The first Rule of Saint Benedict is this: Listen.

To be truly heard is to be understood.  It is a central longing of our souls.  To listen, says Paul Tillich, is the first duty of love.  And the writer Rachel Naomi Remen writes, “The most basic and powerful way to connect to another person is to listen.  Just listen.  Perhaps the most important thing we ever give each other is our attention  A loving silence often has far more power to heal and to connect than the most well intentioned words.”

A gardener once told me that when he is completely silent in his garden he is able to hear the sound of a seedling breaking through the ground.  How quiet do we have to be to hear the plant sprouting, the Carolina wren in the woods, and the small birdsong deep inside ourselves?  This is the voice theologians and philosophers and poets have called the voice of God.

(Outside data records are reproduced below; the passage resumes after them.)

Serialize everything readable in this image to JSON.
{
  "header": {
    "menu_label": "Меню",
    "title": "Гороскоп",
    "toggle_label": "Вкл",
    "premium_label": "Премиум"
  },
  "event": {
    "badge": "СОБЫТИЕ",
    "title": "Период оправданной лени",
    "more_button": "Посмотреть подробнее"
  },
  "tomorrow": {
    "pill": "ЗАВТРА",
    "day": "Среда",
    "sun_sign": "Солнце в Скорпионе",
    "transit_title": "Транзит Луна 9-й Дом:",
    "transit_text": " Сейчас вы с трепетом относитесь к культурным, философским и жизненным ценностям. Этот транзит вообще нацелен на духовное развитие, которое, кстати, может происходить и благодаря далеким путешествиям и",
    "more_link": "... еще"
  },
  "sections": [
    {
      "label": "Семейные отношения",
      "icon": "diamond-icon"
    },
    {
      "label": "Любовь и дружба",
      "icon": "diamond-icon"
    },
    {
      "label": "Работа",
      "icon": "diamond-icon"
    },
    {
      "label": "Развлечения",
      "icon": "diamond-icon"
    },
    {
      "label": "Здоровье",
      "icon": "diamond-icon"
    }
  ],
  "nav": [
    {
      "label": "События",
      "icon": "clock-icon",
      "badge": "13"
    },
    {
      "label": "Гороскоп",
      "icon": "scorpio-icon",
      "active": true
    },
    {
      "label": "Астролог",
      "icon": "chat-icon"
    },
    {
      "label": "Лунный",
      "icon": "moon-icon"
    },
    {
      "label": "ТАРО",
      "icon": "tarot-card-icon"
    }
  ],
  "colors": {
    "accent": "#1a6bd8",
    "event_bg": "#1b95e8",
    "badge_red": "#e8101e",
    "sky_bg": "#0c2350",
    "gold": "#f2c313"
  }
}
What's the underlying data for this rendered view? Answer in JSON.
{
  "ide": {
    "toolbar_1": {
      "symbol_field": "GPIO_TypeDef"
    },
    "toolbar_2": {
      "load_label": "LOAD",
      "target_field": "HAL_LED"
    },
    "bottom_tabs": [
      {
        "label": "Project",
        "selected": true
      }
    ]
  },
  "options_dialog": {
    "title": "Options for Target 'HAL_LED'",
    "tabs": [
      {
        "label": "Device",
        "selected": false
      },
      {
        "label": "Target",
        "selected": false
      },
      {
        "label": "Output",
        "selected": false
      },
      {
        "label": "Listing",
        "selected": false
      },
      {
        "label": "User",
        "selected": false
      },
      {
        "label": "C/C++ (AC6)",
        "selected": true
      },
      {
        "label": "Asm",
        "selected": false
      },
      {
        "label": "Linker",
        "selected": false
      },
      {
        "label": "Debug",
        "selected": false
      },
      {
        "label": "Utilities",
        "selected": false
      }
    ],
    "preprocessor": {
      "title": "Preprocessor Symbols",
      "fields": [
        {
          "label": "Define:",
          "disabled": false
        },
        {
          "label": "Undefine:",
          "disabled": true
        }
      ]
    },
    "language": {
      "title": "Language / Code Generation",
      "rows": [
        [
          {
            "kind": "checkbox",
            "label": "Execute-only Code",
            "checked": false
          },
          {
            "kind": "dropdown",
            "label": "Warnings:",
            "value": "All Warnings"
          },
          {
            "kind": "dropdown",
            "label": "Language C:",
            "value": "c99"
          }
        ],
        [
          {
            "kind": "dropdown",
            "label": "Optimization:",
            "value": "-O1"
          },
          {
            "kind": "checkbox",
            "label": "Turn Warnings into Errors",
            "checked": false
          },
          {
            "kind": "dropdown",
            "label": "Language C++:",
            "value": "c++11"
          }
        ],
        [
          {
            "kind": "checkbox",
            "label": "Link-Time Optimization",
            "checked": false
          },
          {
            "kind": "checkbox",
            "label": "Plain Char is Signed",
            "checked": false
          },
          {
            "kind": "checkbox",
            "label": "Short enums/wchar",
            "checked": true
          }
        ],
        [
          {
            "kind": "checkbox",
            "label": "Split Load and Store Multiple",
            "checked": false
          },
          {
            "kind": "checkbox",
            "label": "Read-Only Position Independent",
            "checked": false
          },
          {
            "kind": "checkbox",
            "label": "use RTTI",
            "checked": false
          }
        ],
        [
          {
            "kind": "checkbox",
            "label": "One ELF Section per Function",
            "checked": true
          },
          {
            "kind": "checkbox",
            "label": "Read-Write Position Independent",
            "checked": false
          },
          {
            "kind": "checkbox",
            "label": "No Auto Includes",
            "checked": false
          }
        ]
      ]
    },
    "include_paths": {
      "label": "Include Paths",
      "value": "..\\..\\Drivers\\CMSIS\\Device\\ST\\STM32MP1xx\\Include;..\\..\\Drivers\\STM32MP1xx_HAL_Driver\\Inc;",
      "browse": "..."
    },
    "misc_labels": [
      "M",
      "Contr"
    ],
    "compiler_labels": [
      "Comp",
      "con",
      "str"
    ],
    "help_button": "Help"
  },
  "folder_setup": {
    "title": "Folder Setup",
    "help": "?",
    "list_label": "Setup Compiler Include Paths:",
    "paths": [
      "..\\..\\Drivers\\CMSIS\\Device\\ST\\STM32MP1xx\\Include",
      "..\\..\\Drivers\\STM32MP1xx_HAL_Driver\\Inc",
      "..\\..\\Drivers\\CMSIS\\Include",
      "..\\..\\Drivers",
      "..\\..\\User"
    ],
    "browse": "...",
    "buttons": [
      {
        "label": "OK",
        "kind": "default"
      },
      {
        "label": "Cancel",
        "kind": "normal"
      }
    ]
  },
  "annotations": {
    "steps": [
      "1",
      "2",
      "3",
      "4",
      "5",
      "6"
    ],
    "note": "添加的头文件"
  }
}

“Silence,” wrote Herman Melville,” is the one and only voice of God.”

What is it trying to tell us?

In order to follow inner wisdom, we have to first know it.  In order to know it, we have to hear it; to hear it, we have to be still.

Habits are so deeply ingrained that in spite of best intentions, we fall back into mindless behavior.  It is stopping and paying attention that awakens us.

I still have on my desk the conch shell I picked up at the beach on my second day of silence.  Listen, it continues to remind me.  Listen to what you can hear when you are being still.